69% of Danish shipowners hit by cyber crime in the past year

A survey carried by the Danish shipowners association has found that 69% of 26 local owners were hit by cyber criminals in the past year.

In the poll of CEOs of local lines carried out by Danish Shipping, 42% of executives indicated that they are very worried or extremely worried that their company will be attacked or that their data will be lost in the coming 12 months.

Cyber threats must certainly be taken very seriously, commented Danish Shipping’s executive director, Maria Skipper Schwenn who said she was heartened that 69% of the companies surveyed have increased their IT security budgets in the past year.

“It is worrying that a majority of shipping companies have been subject to attacks against their IT systems and unfortunately this is a threat that is not expected to diminish in future. At the same time, it is important to emphasise that the attacks experienced by the shipping companies are attacks that any company is at risk of being exposed to. Therefore, it is not the ships and the safety of the crew that is of the greatest concern but attacks on land based systems and the consequences of these”, said the Danish Shipping executive.

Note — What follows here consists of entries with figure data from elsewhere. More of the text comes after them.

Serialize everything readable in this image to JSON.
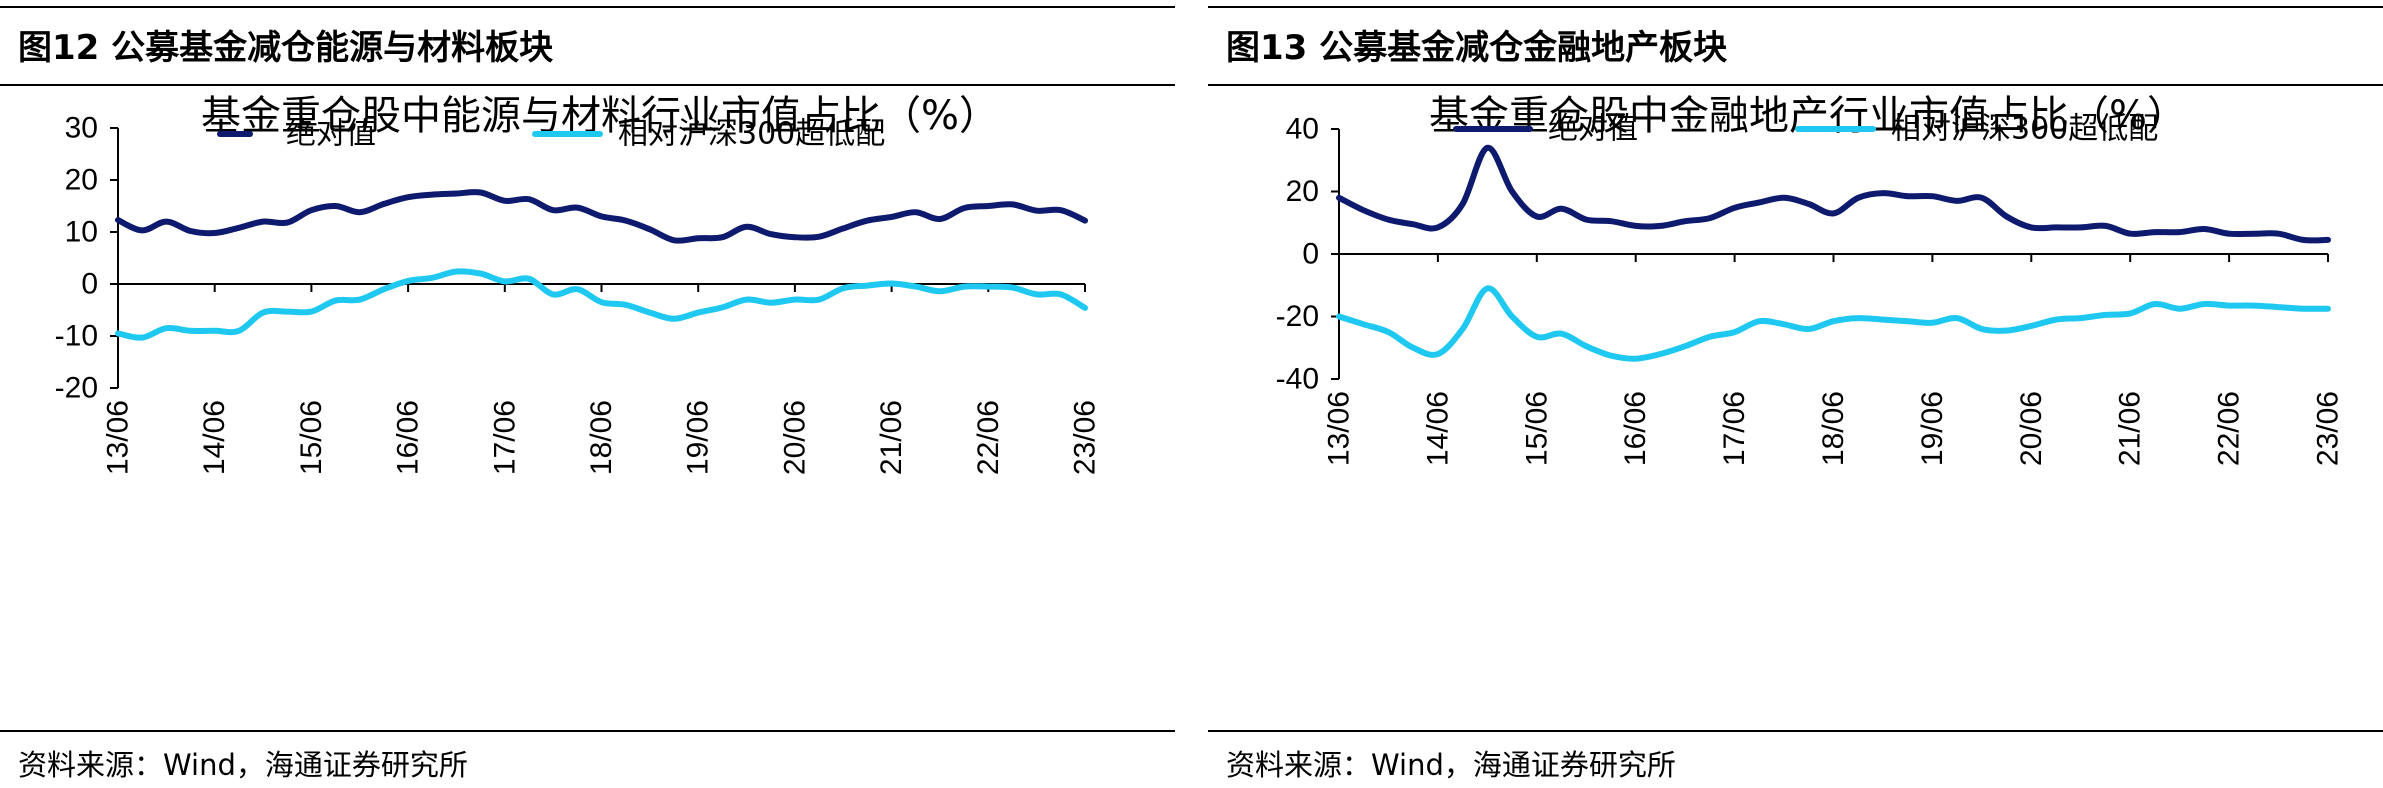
{
  "panels": [
    {
      "figure_title": "图12 公募基金减仓能源与材料板块",
      "source": "资料来源：Wind，海通证券研究所",
      "chart_data": {
        "type": "line",
        "title": "基金重仓股中能源与材料行业市值占比（%）",
        "xlabel": "",
        "ylabel": "",
        "ylim": [
          -20,
          30
        ],
        "yticks": [
          -20,
          -10,
          0,
          10,
          20,
          30
        ],
        "xlim": [
          0,
          40
        ],
        "x_tick_labels": [
          "13/06",
          "14/06",
          "15/06",
          "16/06",
          "17/06",
          "18/06",
          "19/06",
          "20/06",
          "21/06",
          "22/06",
          "23/06"
        ],
        "legend_position": "top",
        "series": [
          {
            "name": "绝对值",
            "color": "#0d1a6e",
            "values": [
              12.3,
              10.3,
              12.0,
              10.2,
              9.8,
              10.8,
              12.0,
              11.8,
              14.2,
              15.0,
              13.8,
              15.4,
              16.7,
              17.2,
              17.4,
              17.6,
              16.0,
              16.3,
              14.2,
              14.7,
              13.0,
              12.2,
              10.5,
              8.4,
              8.8,
              9.0,
              11.0,
              9.6,
              9.0,
              9.1,
              10.7,
              12.2,
              12.9,
              13.8,
              12.5,
              14.6,
              15.0,
              15.3,
              14.1,
              14.2,
              12.2
            ]
          },
          {
            "name": "相对沪深300超低配",
            "color": "#1ec8f0",
            "values": [
              -9.5,
              -10.3,
              -8.5,
              -9.0,
              -9.0,
              -9.0,
              -5.5,
              -5.3,
              -5.3,
              -3.2,
              -3.0,
              -1.0,
              0.6,
              1.2,
              2.4,
              2.0,
              0.5,
              1.0,
              -2.0,
              -1.0,
              -3.5,
              -4.0,
              -5.5,
              -6.7,
              -5.5,
              -4.5,
              -3.0,
              -3.6,
              -3.0,
              -3.0,
              -0.8,
              -0.3,
              0.1,
              -0.5,
              -1.4,
              -0.5,
              -0.5,
              -0.7,
              -2.0,
              -2.0,
              -4.6
            ]
          }
        ]
      }
    },
    {
      "figure_title": "图13 公募基金减仓金融地产板块",
      "source": "资料来源：Wind，海通证券研究所",
      "chart_data": {
        "type": "line",
        "title": "基金重仓股中金融地产行业市值占比（%）",
        "xlabel": "",
        "ylabel": "",
        "ylim": [
          -40,
          40
        ],
        "yticks": [
          -40,
          -20,
          0,
          20,
          40
        ],
        "xlim": [
          0,
          40
        ],
        "x_tick_labels": [
          "13/06",
          "14/06",
          "15/06",
          "16/06",
          "17/06",
          "18/06",
          "19/06",
          "20/06",
          "21/06",
          "22/06",
          "23/06"
        ],
        "legend_position": "top",
        "series": [
          {
            "name": "绝对值",
            "color": "#0d1a6e",
            "values": [
              18.0,
              14.0,
              11.0,
              9.5,
              8.5,
              16.0,
              34.0,
              20.0,
              12.0,
              14.5,
              11.0,
              10.5,
              9.0,
              9.0,
              10.5,
              11.5,
              14.8,
              16.5,
              18.0,
              16.0,
              13.0,
              18.0,
              19.5,
              18.5,
              18.5,
              17.0,
              18.0,
              12.0,
              8.5,
              8.5,
              8.5,
              9.0,
              6.5,
              7.0,
              7.0,
              8.0,
              6.5,
              6.5,
              6.5,
              4.5,
              4.5
            ]
          },
          {
            "name": "相对沪深300超低配",
            "color": "#1ec8f0",
            "values": [
              -20.0,
              -22.5,
              -25.0,
              -30.0,
              -32.0,
              -24.0,
              -11.0,
              -20.0,
              -26.5,
              -25.5,
              -29.5,
              -32.5,
              -33.5,
              -32.0,
              -29.5,
              -26.5,
              -25.0,
              -21.5,
              -22.5,
              -24.0,
              -21.5,
              -20.5,
              -21.0,
              -21.5,
              -22.0,
              -20.5,
              -24.0,
              -24.5,
              -23.0,
              -21.0,
              -20.5,
              -19.5,
              -19.0,
              -16.0,
              -17.5,
              -16.0,
              -16.5,
              -16.5,
              -17.0,
              -17.5,
              -17.5
            ]
          }
        ]
      }
    }
  ]
}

By far the most high profile cyber attack to hit shipping in the past year was against Denmark’s largest shipowner. Maersk had hundreds of millions of revenues wiped off its books when it suffered a cyber attack in late June last year.

Sam Chambers

Starting out with the Informa Group in 2000 in Hong Kong, Sam Chambers became editor of Maritime Asia magazine as well as East Asia Editor for the world’s oldest newspaper, Lloyd’s List. In 2005 he pursued a freelance career and wrote for a variety of titles including taking on the role of Asia Editor at Seatrade magazine and China correspondent for Supply Chain Asia. His work has also appeared in The Economist, The New York Times, The Sunday Times and The International Herald Tribune.


  1. Consider this when choosing the Right Maritime Cyber Security Partner – No doubt if you are involved in ship management and operations you have been contacted by many “Cyber Security Experts” offering a full menu of ‘must have’ consulting, software, and hardware solutions.

    1. Vendors that are pushing software, hardware, and services will (deliberately or not) emphasize only their solutions. Many will overpromise.

    2. Do they have customer references. Be diligent and verify them.

    3. Does all of their staff have the right experience? You should be reasonably skeptical. Don’t be afraid to ask and expect an answer.

    4. Do make a visit to their business and service offices if you can; A best practice for “critical” service providers that is often overlooked.

    5. Can you trust them with your most sensitive commercial, operational data and IT assets? Have a background check done on the principles and a financial and legal business check on the company.

    6. Do have the service agreement and confidentiality agreement reviewed by your legal staff. It could avoid a lot of legal problems later on.

    7. Do they have an appropriate Quality System in place? If you are a Maritime Shipping company this is a prudent prerequisite.

  2. As the article states, the cyber threat is not specific for shipping companies.
    Much less spectacular than all these stories floating around (pun intended) about vessels being hijacked on the high seas.